Da un lato queste misure significano nuove barriere al viaggio per le persone meno abbienti, per cui la domanda che ci si dovrà porre è: viaggiare continuerà ad essere un diritto o tornerà ad essere un privilegio come nell’800? Dall’altro lato il tema della sostenibilità è sempre più forte, occorre proteggere le comunità che ospitano e l’ambiente nel quale vivono.
Una cosa è certa, nessuno si sognerebbe di tornare al modo di viaggiare pre-pandemia… o quasi. Perché in realtà qualcuno che lo sogna c’è e sembra si trovi in Calabria.

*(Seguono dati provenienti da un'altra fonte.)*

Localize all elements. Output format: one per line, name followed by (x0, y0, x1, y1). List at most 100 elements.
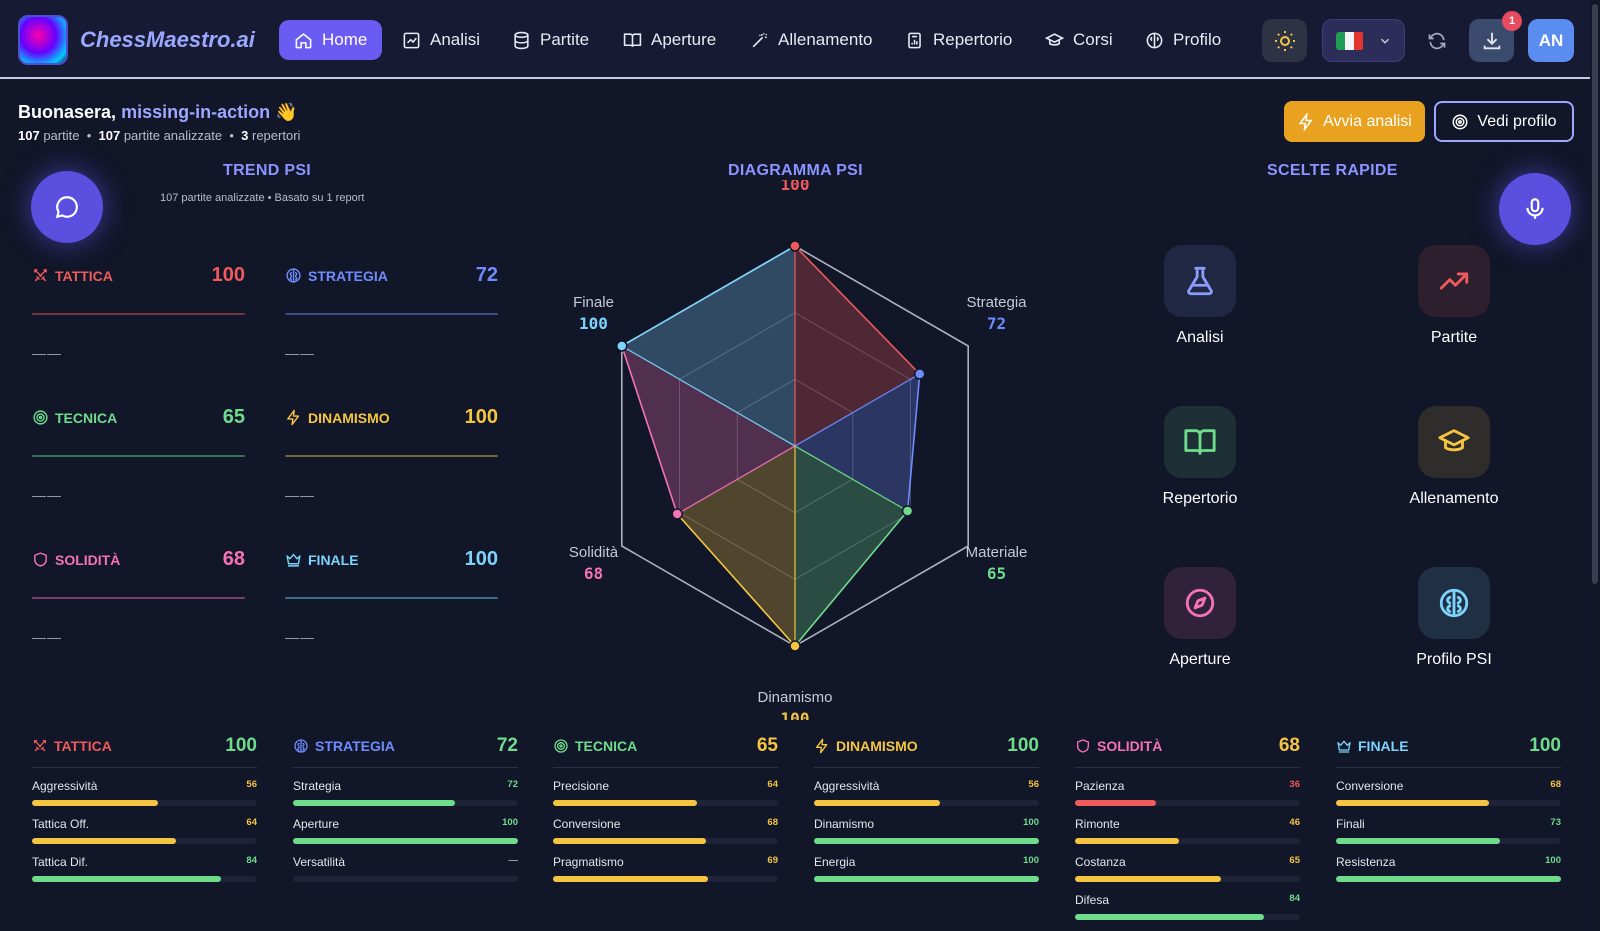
bolt-icon (287, 409, 300, 426)
metric-bar-fill (32, 876, 221, 882)
theme-toggle-button[interactable] (1262, 19, 1307, 62)
metric-bar-track (293, 876, 518, 882)
brain-icon (294, 739, 308, 753)
view-profile-button[interactable]: Vedi profilo (1434, 101, 1574, 142)
downloads-button[interactable]: 1 (1469, 11, 1522, 62)
metric-bar-fill (814, 800, 940, 806)
category-score: 100 (1007, 735, 1039, 756)
trend-card-strategia: STRATEGIA 72 —— (285, 264, 498, 384)
metric-value: 56 (1028, 779, 1039, 790)
metric-label: Pazienza (1075, 779, 1125, 793)
scrollbar-thumb[interactable] (1592, 4, 1598, 584)
nav-analisi[interactable]: Analisi (387, 20, 495, 60)
start-analysis-button[interactable]: Avvia analisi (1284, 101, 1425, 142)
start-analysis-label: Avvia analisi (1323, 112, 1412, 130)
quick-action-profilo-psi[interactable]: Profilo PSI (1384, 567, 1524, 669)
refresh-button[interactable] (1420, 19, 1454, 62)
radar-spoke (794, 373, 921, 447)
quick-action-tile[interactable] (1418, 567, 1490, 639)
nav-aperture[interactable]: Aperture (608, 20, 731, 60)
quick-action-aperture[interactable]: Aperture (1130, 567, 1270, 669)
avatar[interactable]: AN (1528, 19, 1574, 62)
category-name: SOLIDITÀ (1097, 738, 1163, 754)
radar-spoke (676, 445, 796, 515)
logo[interactable] (18, 15, 68, 65)
radar-edge (794, 245, 921, 375)
nav-allenamento[interactable]: Allenamento (735, 20, 888, 60)
metric-row: Costanza 65 (1075, 855, 1300, 882)
radar-point-solidità (671, 508, 683, 520)
category-name: TATTICA (54, 738, 112, 754)
trend-sparkline (32, 455, 245, 457)
category-name: TECNICA (575, 738, 638, 754)
scrollbar[interactable] (1590, 0, 1600, 931)
target-icon (554, 739, 568, 753)
category-score: 72 (496, 735, 518, 756)
quick-action-tile[interactable] (1418, 245, 1490, 317)
quick-action-tile[interactable] (1164, 406, 1236, 478)
nav-home[interactable]: Home (279, 20, 383, 60)
voice-button[interactable] (1499, 173, 1571, 245)
quick-action-tile[interactable] (1164, 567, 1236, 639)
metric-bar-fill (1336, 838, 1501, 844)
metric-value: 100 (1545, 855, 1561, 866)
radar-axis-label: Solidità (569, 544, 619, 561)
trending-up-icon (1439, 272, 1469, 290)
metric-label: Strategia (293, 779, 342, 793)
brand-name[interactable]: ChessMaestro.ai (80, 27, 255, 52)
radar-axis-value: 68 (584, 564, 603, 583)
quick-action-repertorio[interactable]: Repertorio (1130, 406, 1270, 508)
chevron-down-icon (1380, 38, 1389, 44)
metric-label: Aggressività (32, 779, 98, 793)
flask-icon (1187, 266, 1213, 296)
metric-label: Pragmatismo (553, 855, 624, 869)
brain-icon (1146, 32, 1163, 48)
metric-row: Aggressività 56 (32, 779, 257, 806)
metric-label: Dinamismo (814, 817, 875, 831)
category-card-strategia: STRATEGIA 72 Strategia 72 Aperture 100 Versati… (293, 735, 518, 882)
metric-label: Conversione (553, 817, 621, 831)
metric-row: Tattica Dif. 84 (32, 855, 257, 882)
nav-partite[interactable]: Partite (497, 20, 604, 60)
quick-action-tile[interactable] (1418, 406, 1490, 478)
trend-card-tattica: TATTICA 100 —— (32, 264, 245, 384)
category-score: 65 (756, 735, 778, 756)
trend-empty-placeholder: —— (285, 345, 315, 361)
book-icon (623, 32, 642, 47)
nav-corsi[interactable]: Corsi (1030, 20, 1128, 60)
metric-value: — (508, 855, 519, 866)
metric-row: Conversione 68 (553, 817, 778, 844)
metric-label: Versatilità (293, 855, 346, 869)
metric-label: Conversione (1336, 779, 1404, 793)
nav-profilo[interactable]: Profilo (1130, 20, 1236, 60)
quick-action-tile[interactable] (1164, 245, 1236, 317)
greeting-username[interactable]: missing-in-action (121, 102, 271, 122)
report-icon (908, 32, 921, 48)
nav-repertorio[interactable]: Repertorio (890, 20, 1027, 60)
shield-icon (1077, 739, 1089, 753)
quick-actions-title: SCELTE RAPIDE (1267, 162, 1398, 179)
category-card-tecnica: TECNICA 65 Precisione 64 Conversione 68 Pragma… (553, 735, 778, 882)
metric-value: 69 (767, 855, 778, 866)
metric-bar-track (32, 838, 257, 844)
wand-icon (752, 32, 768, 47)
metric-bar-fill (553, 876, 709, 882)
metric-row: Precisione 64 (553, 779, 778, 806)
bolt-icon (816, 738, 828, 754)
metric-bar-fill (1336, 876, 1561, 882)
nav-partite-label: Partite (540, 30, 590, 49)
metric-row: Difesa 84 (1075, 893, 1300, 920)
trend-card-name: FINALE (308, 551, 359, 568)
quick-action-partite[interactable]: Partite (1384, 245, 1524, 347)
radar-sector (677, 446, 795, 646)
language-select[interactable] (1322, 19, 1405, 62)
quick-action-allenamento[interactable]: Allenamento (1384, 406, 1524, 508)
stat-separator: • (86, 128, 92, 143)
target-icon (33, 410, 48, 425)
metric-value: 84 (246, 855, 257, 866)
metric-label: Tattica Off. (32, 817, 90, 831)
quick-action-analisi[interactable]: Analisi (1130, 245, 1270, 347)
trend-card-dinamismo: DINAMISMO 100 —— (285, 406, 498, 526)
chat-button[interactable] (31, 171, 103, 243)
metric-bar-fill (1075, 800, 1156, 806)
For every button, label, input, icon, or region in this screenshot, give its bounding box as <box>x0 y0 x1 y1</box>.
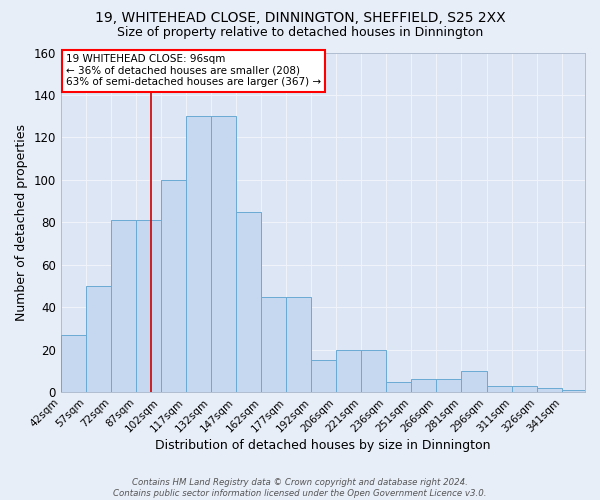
Bar <box>386 382 412 392</box>
Text: Contains HM Land Registry data © Crown copyright and database right 2024.
Contai: Contains HM Land Registry data © Crown c… <box>113 478 487 498</box>
Bar <box>536 388 562 392</box>
Bar <box>61 335 86 392</box>
Bar <box>436 380 461 392</box>
Bar <box>487 386 512 392</box>
Bar <box>236 212 261 392</box>
Bar <box>261 296 286 392</box>
Bar <box>186 116 211 392</box>
Bar <box>111 220 136 392</box>
Bar <box>136 220 161 392</box>
Text: Size of property relative to detached houses in Dinnington: Size of property relative to detached ho… <box>117 26 483 39</box>
Bar <box>311 360 336 392</box>
Bar <box>286 296 311 392</box>
Bar <box>461 371 487 392</box>
Bar <box>161 180 186 392</box>
Text: 19 WHITEHEAD CLOSE: 96sqm
← 36% of detached houses are smaller (208)
63% of semi: 19 WHITEHEAD CLOSE: 96sqm ← 36% of detac… <box>66 54 321 88</box>
Bar <box>211 116 236 392</box>
Bar <box>412 380 436 392</box>
Y-axis label: Number of detached properties: Number of detached properties <box>15 124 28 321</box>
Bar <box>512 386 536 392</box>
Bar <box>86 286 111 392</box>
Bar <box>562 390 587 392</box>
Text: 19, WHITEHEAD CLOSE, DINNINGTON, SHEFFIELD, S25 2XX: 19, WHITEHEAD CLOSE, DINNINGTON, SHEFFIE… <box>95 11 505 25</box>
X-axis label: Distribution of detached houses by size in Dinnington: Distribution of detached houses by size … <box>155 440 491 452</box>
Bar <box>361 350 386 392</box>
Bar <box>336 350 361 392</box>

E’ notizia di questi giorni, infatti, che il consiglio comunale di Reggio Calabria ha approvato, una mozione che potrebbe rendere concreta la realizzazione di un ambizioso progetto denominato Mediterranean Life (che assomiglia molto, nell’enfasi con cui viene raccontato ad un altro progetto per fortuna sfumato che si chiamava Europaradiso) la realizzazione del quale, si legge: “garantirebbe l’arrivo di 4-5 milioni di visitatori l’anno in riva allo Stretto” in una regione che conta in totale circa 1,8 milioni di abitanti. Cinque milioni di persone diviso 365 giorni l’anno fa 13.698,630136986 persone al giorno che, secondo gli auspici, dovrebbero invadere Reggio, se fossi un residente comincerei a fare i bagagli e a pensare ad un’altra life, magari meno mediterranean. Certamente Reggio Calabria non è Barcellona in termini di flussi turistici e, un incremento delle presenze, è sempre stato auspicato da tutti, ma è singolare che in un momento storico in cui tutto il resto del mondo si interroga su quale turismo possa essere proponibile nel dopo pandemia ci sia qualcuno che pensa ancora di vivere negli anni ’80 del Novecento. D’altronde noi siamo quelli che aprono i Mc Donald quando gli altri li chiudono.